I have a problem with my neighbors and it’s bothering me more than I like to admit. I like having good neighbors and was raised to be a good neighbor, but there’s basic problem we can’t seem to resolve: They fear and hate dogs; my husband and I have two dogs.
Our problem may sound simple, but it’s a complex situation. So I decided to use complexity as a lens for exploring what’s going on. The idea to do so came to me while attending an online webinar recently.
During the webinar, we learned how to use a mind mapping tool that I already use often for presentations. So I used that same mind mapping tool to try to understand the complexity that’s driving our neighborly conflict.
My neighbors—a couple—are terrified of dogs. The man and the woman both share the same level of deathly fear toward all pooches.
Our trouble with the neighbors started one afternoon some weeks ago when our rescued, black Labrador Retriever ran up to one of them—the husband—and started barking fiercely. Our lab startled him. She had escaped from our yard earlier that day after I accidently left the garage door open when I went out to run a few errands.
That mistake never happened again, but it sparked our current predicament. So I wondered, could trauma have something to do with this?
Rescue dogs have a complexity of their own. Both our dogs are rescue dogs. Where they came from and who their parents were are mysteries to my husband and me. Before adopting them, we learned that one of our dogs had been thrown over a fence when he was five weeks old and nearly died. The other dog—our black lab—was on her way to the pound when we took her in.
The black lab is protective—too protective sometimes, especially when she gets scared. I can only guess her reactions are rooted in any trauma she experienced as a puppy. When she’s in our yard, she’s leashed, and we work with her to keep her calm. She doesn’t hurt people, but she does bark if she feels threatened. We have worked with her on our own and with a trainer. Maybe we need the Dog Whisperer or something?
What our black lab has in common with the neighbors is fear that’s generated from some kind of past trauma that gets triggered in the present. I don’t know my neighbors’ stories, but as I said, they’re both deathly afraid of dogs.
Trauma often gets reactivated in the present by an experience that reminds us of the initial traumatic experience. When this happens, our amygdala triggers and reacts by sending messages to the brainstem. The brainstem decides whether to freeze, fly, submit, or attack, and as our brain is processing the threatening experience, it limits our thinking, shutting down the prefrontal cortex that can help us accurately assess the threat level. These reactions are complex neurological responses that happen in seconds and without our conscious control.
After the accidental, runaway dog incident that happened a few weeks ago, we’ve made extra sure our dogs are behaving.

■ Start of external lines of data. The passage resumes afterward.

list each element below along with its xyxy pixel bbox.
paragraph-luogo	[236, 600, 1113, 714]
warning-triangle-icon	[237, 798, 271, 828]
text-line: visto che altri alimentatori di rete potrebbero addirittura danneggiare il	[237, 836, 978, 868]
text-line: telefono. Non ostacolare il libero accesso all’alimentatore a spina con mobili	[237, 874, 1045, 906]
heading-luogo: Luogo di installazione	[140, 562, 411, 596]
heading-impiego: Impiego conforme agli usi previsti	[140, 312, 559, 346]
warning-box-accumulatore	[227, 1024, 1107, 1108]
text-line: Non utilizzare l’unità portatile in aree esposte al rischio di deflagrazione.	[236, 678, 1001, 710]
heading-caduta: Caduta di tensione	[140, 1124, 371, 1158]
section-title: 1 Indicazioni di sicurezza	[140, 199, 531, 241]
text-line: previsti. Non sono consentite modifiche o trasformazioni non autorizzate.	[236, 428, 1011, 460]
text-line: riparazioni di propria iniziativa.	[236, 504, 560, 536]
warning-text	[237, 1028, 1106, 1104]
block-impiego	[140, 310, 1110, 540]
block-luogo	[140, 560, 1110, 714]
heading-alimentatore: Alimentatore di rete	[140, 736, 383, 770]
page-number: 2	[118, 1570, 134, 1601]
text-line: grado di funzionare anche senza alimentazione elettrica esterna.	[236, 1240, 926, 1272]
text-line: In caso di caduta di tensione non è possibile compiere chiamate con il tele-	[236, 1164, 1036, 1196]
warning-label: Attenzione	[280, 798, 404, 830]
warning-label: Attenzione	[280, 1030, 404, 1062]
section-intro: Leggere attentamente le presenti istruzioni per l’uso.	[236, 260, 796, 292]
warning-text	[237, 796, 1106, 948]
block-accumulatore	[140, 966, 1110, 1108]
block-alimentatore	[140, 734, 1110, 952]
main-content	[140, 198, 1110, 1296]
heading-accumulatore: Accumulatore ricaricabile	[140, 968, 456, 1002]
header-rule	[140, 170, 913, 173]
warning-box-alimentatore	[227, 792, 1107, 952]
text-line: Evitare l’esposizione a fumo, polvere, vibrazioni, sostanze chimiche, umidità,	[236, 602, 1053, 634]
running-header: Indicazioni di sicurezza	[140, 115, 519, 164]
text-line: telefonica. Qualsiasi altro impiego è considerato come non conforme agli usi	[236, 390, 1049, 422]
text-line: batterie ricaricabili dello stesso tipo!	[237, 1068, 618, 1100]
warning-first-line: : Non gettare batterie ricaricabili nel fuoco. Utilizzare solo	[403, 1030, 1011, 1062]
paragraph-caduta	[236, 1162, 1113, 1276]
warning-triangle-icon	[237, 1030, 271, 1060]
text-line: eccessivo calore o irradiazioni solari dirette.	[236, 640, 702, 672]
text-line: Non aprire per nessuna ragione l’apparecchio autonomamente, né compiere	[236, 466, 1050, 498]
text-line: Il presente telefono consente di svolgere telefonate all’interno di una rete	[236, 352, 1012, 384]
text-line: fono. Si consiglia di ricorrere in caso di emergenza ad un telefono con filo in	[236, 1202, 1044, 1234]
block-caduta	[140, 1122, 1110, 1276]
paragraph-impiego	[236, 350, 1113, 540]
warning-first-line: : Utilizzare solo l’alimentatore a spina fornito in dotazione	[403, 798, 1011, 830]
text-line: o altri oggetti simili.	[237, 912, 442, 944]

We don’t let them out to hassle the neighbors, and we limit their barking with a bark collar—things we had already been doing.
Despite our efforts, the neighbors emailed me this week to say they’re afraid to leave their house. They also complained of recent, bad dog behavior. None of their concerns match the behavior I’ve seen in my dogs. I work at home and the dogs are usually right by my side, sleeping on the floor in my office. If they bark, I stop them. They never go out into the neighborhood without a leash.
I don’t want to go talk to my neighbors by myself. Their fears at this point seem irrational to me and my mistrust is too great. My husband and I fear that they’ve harmed other dogs, including one of ours, in the past in an effort to eliminate their perceived dog “problems,” which adds another layer of complexity to this human relationship. So I’m reluctant to go over and talk to them, which would be my preference for trying to resolve this situation. This complex interfamily system is fraught with fear and discord, it seems.
How to resolve this conflict? Two things I’m not going to do: (1) go to a lawyer, or (2) go to the police. That kind of action would bring way too many unintended consequences by involving punitive systems that are designed to deal with violence or litigation. Nor am I going to file a complaint because I think the neighbors are simply harassing us. I have to find some way to mediate our differences somehow. I’d really like to have a good relationship with my neighbors and will hold that vision in mind.
Sometimes in human affairs, things escalate and spiral out of control. My little microcosm is a fractal of bigger challenges that humans experience. Complexity interweaves elements of daily life seamlessly: the mind-mapping webinar, this blog and the technology and people who support it, rescue dogs, trauma and its aftereffects, systems for conflict resolution, peaceful residential neighborhoods, and the challenge of human relationships.